CORRECTED : The name ‘Canada’ for most of us conjure up the image of a lovely place, with uncharted treks, beautiful white mountains and greenery all around. But what we see in the Hollywood flicks about the untouched Canadian scenery is just for the picture postcard that should be sent home. The reality is shocking instead.
Ontario Power Generation, New Brunswick Power and Hydro-Quebec, are 3 power companies that happen to operate about 2 nuclear power plants each. They are all nuclear reactors. The Nuclear Waste Management Organization (NWMO) has released a draft recommendation that allows these nuclear reactors to rebuild that would in effect double the radioactive waste they produce.

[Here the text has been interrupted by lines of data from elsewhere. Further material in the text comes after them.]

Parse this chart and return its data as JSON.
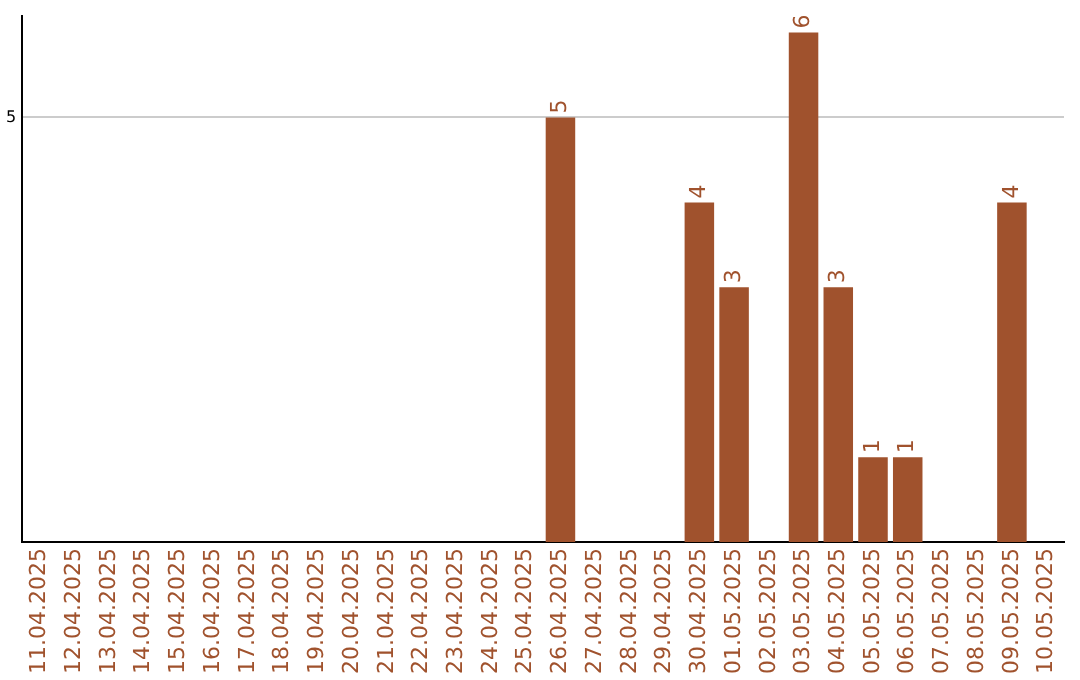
{
  "chart_data": {
    "type": "bar",
    "categories": [
      "11.04.2025",
      "12.04.2025",
      "13.04.2025",
      "14.04.2025",
      "15.04.2025",
      "16.04.2025",
      "17.04.2025",
      "18.04.2025",
      "19.04.2025",
      "20.04.2025",
      "21.04.2025",
      "22.04.2025",
      "23.04.2025",
      "24.04.2025",
      "25.04.2025",
      "26.04.2025",
      "27.04.2025",
      "28.04.2025",
      "29.04.2025",
      "30.04.2025",
      "01.05.2025",
      "02.05.2025",
      "03.05.2025",
      "04.05.2025",
      "05.05.2025",
      "06.05.2025",
      "07.05.2025",
      "08.05.2025",
      "09.05.2025",
      "10.05.2025"
    ],
    "values": [
      null,
      null,
      null,
      null,
      null,
      null,
      null,
      null,
      null,
      null,
      null,
      null,
      null,
      null,
      null,
      5,
      null,
      null,
      null,
      4,
      3,
      null,
      6,
      3,
      1,
      1,
      null,
      null,
      4,
      null
    ],
    "color": "#a0522d",
    "ylim": [
      0,
      6.2
    ],
    "yticks": [
      5
    ],
    "grid": "y",
    "data_labels": true
  }
}
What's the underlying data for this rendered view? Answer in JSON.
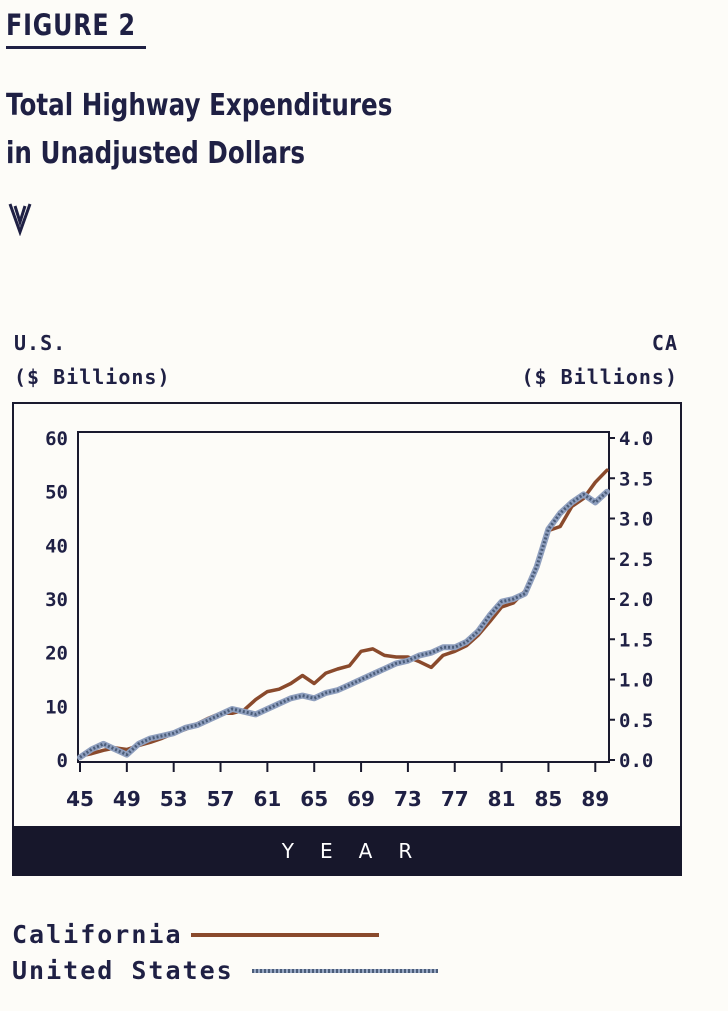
{
  "figure_label": "FIGURE 2",
  "title_line1": "Total Highway Expenditures",
  "title_line2": "in Unadjusted Dollars",
  "left_axis_title": [
    "U.S.",
    "($ Billions)"
  ],
  "right_axis_title": [
    "CA",
    "($ Billions)"
  ],
  "xlabel": "YEAR",
  "legend": {
    "california": "California",
    "united_states": "United States"
  },
  "colors": {
    "california": "#8a4a2c",
    "united_states": "#4b5d7a"
  },
  "chart_data": {
    "type": "line",
    "x_ticks": [
      45,
      49,
      53,
      57,
      61,
      65,
      69,
      73,
      77,
      81,
      85,
      89
    ],
    "left_ticks": [
      "60",
      "50",
      "40",
      "30",
      "20",
      "10",
      "0"
    ],
    "right_ticks": [
      "4.0",
      "3.5",
      "3.0",
      "2.5",
      "2.0",
      "1.5",
      "1.0",
      "0.5",
      "0.0"
    ],
    "ylim_left": [
      0,
      60
    ],
    "ylim_right": [
      0,
      4.0
    ],
    "xlim": [
      45,
      90
    ],
    "series": [
      {
        "name": "California",
        "axis": "right",
        "x": [
          45,
          46,
          47,
          48,
          49,
          50,
          51,
          52,
          53,
          54,
          55,
          56,
          57,
          58,
          59,
          60,
          61,
          62,
          63,
          64,
          65,
          66,
          67,
          68,
          69,
          70,
          71,
          72,
          73,
          74,
          75,
          76,
          77,
          78,
          79,
          80,
          81,
          82,
          83,
          84,
          85,
          86,
          87,
          88,
          89,
          90
        ],
        "y": [
          0.05,
          0.08,
          0.12,
          0.15,
          0.13,
          0.18,
          0.22,
          0.27,
          0.33,
          0.38,
          0.45,
          0.52,
          0.58,
          0.58,
          0.62,
          0.75,
          0.85,
          0.88,
          0.95,
          1.05,
          0.95,
          1.08,
          1.13,
          1.17,
          1.35,
          1.38,
          1.3,
          1.28,
          1.28,
          1.22,
          1.15,
          1.3,
          1.35,
          1.42,
          1.55,
          1.72,
          1.9,
          1.95,
          2.1,
          2.4,
          2.85,
          2.9,
          3.15,
          3.25,
          3.45,
          3.6
        ]
      },
      {
        "name": "United States",
        "axis": "left",
        "x": [
          45,
          46,
          47,
          48,
          49,
          50,
          51,
          52,
          53,
          54,
          55,
          56,
          57,
          58,
          59,
          60,
          61,
          62,
          63,
          64,
          65,
          66,
          67,
          68,
          69,
          70,
          71,
          72,
          73,
          74,
          75,
          76,
          77,
          78,
          79,
          80,
          81,
          82,
          83,
          84,
          85,
          86,
          87,
          88,
          89,
          90
        ],
        "y": [
          0.5,
          2,
          3,
          2,
          1,
          3,
          4,
          4.5,
          5,
          6,
          6.5,
          7.5,
          8.5,
          9.5,
          9,
          8.5,
          9.5,
          10.5,
          11.5,
          12,
          11.5,
          12.5,
          13,
          14,
          15,
          16,
          17,
          18,
          18.5,
          19.5,
          20,
          21,
          21,
          22,
          24,
          27,
          29.5,
          30,
          31,
          36,
          43,
          46,
          48,
          49.5,
          48,
          50
        ]
      }
    ]
  }
}
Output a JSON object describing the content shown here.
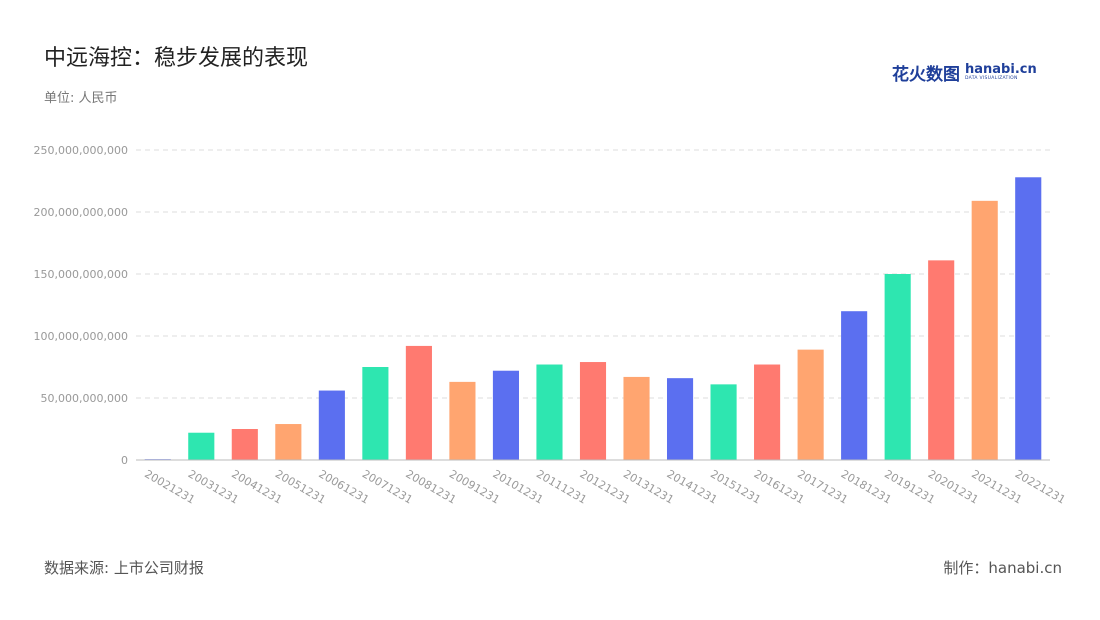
{
  "header": {
    "title": "中远海控：稳步发展的表现",
    "unit": "单位: 人民币"
  },
  "logo": {
    "cn": "花火数图",
    "en": "hanabi.cn",
    "en_sub": "DATA VISUALIZATION"
  },
  "footer": {
    "source": "数据来源: 上市公司财报",
    "maker": "制作：hanabi.cn"
  },
  "colors": {
    "palette": [
      "#5b6ff0",
      "#2ee6b0",
      "#ff7a70",
      "#ffa570"
    ],
    "grid": "#dddddd",
    "axis": "#bbbbbb"
  },
  "chart_data": {
    "type": "bar",
    "title": "中远海控：稳步发展的表现",
    "xlabel": "",
    "ylabel": "",
    "ylim": [
      0,
      250000000000
    ],
    "yticks": [
      0,
      50000000000,
      100000000000,
      150000000000,
      200000000000,
      250000000000
    ],
    "ytick_labels": [
      "0",
      "50,000,000,000",
      "100,000,000,000",
      "150,000,000,000",
      "200,000,000,000",
      "250,000,000,000"
    ],
    "grid": true,
    "categories": [
      "20021231",
      "20031231",
      "20041231",
      "20051231",
      "20061231",
      "20071231",
      "20081231",
      "20091231",
      "20101231",
      "20111231",
      "20121231",
      "20131231",
      "20141231",
      "20151231",
      "20161231",
      "20171231",
      "20181231",
      "20191231",
      "20201231",
      "20211231",
      "20221231"
    ],
    "values": [
      500000000,
      22000000000,
      25000000000,
      29000000000,
      56000000000,
      75000000000,
      92000000000,
      63000000000,
      72000000000,
      77000000000,
      79000000000,
      67000000000,
      66000000000,
      61000000000,
      77000000000,
      89000000000,
      120000000000,
      150000000000,
      161000000000,
      209000000000,
      228000000000
    ],
    "bar_colors": [
      "#5b6ff0",
      "#2ee6b0",
      "#ff7a70",
      "#ffa570",
      "#5b6ff0",
      "#2ee6b0",
      "#ff7a70",
      "#ffa570",
      "#5b6ff0",
      "#2ee6b0",
      "#ff7a70",
      "#ffa570",
      "#5b6ff0",
      "#2ee6b0",
      "#ff7a70",
      "#ffa570",
      "#5b6ff0",
      "#2ee6b0",
      "#ff7a70",
      "#ffa570",
      "#5b6ff0"
    ]
  }
}
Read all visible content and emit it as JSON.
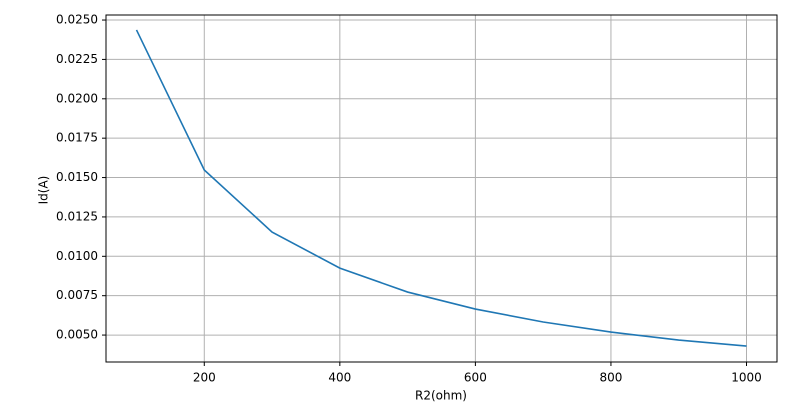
{
  "chart_data": {
    "type": "line",
    "x_label": "R2(ohm)",
    "y_label": "Id(A)",
    "x": [
      100,
      200,
      300,
      400,
      500,
      600,
      700,
      800,
      900,
      1000
    ],
    "series": [
      {
        "name": "Id",
        "color": "#1f77b4",
        "values": [
          0.02437,
          0.01548,
          0.01154,
          0.00925,
          0.00773,
          0.00665,
          0.00583,
          0.00519,
          0.00468,
          0.0043
        ]
      }
    ],
    "xlim": [
      55,
      1045
    ],
    "ylim": [
      0.00329,
      0.02532
    ],
    "xticks": [
      200,
      400,
      600,
      800,
      1000
    ],
    "yticks": [
      {
        "value": 0.005,
        "label": "0.0050"
      },
      {
        "value": 0.0075,
        "label": "0.0075"
      },
      {
        "value": 0.01,
        "label": "0.0100"
      },
      {
        "value": 0.0125,
        "label": "0.0125"
      },
      {
        "value": 0.015,
        "label": "0.0150"
      },
      {
        "value": 0.0175,
        "label": "0.0175"
      },
      {
        "value": 0.02,
        "label": "0.0200"
      },
      {
        "value": 0.0225,
        "label": "0.0225"
      },
      {
        "value": 0.025,
        "label": "0.0250"
      }
    ],
    "grid": true
  }
}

Canada already has a huge amount of radioactive waste that it needs to be take care of. They in the past have been carting it off to registered US dump sites, which is an expensive and dangerous option. In 2002, NWMO decided to handle the nuclear waste through three different management regimes, one burying the waste in the natural fissure deep down in the Earth on the Canadian Shield, second storage at the nuclear site and third disposal at a central storage area. Even NWMO realizes that all three have their separate management problems. But they still want to go ahead with all of them in a phased manner that would last for the next 300 years and would make them spend around $24 billion in the process and still basically bury it in one of the states that would always be a potential hazard as has been proved by now innumerable times. The exact location of the dumping ground is still questionable, as none of the states want it. The dumping site would anyways take around 60 years to complete, making it another disaster to happen.
The environmental commission for North America formed for the US, Canada and Mexico in its report has said that the Canadian facilities spew out about 1/3rd more harmful air pollutants than their neighboring US facilities. Canada, unlike the US promises to implement the suggestions of the Kyoto agreement on climate change. But its home grown environmental problems will not take care of themselves.
According to environmentalists these wastes would remain in the environment for the next one million years. They argue that instead of refurbishing the old reactors, Canada should be phasing out the reactors and opt for greener options like wind farms or tidal waves or volcanoes, especially when the reactors are to be phased out in 2020 according to an agreement on a nuclear waste strategy. Dr. Gordon Edwards from the Canadian Coalition for Nuclear Responsibility says, “The first priority should be the phase-out of nuclear power not the phase-in of a radioactive waste dump”.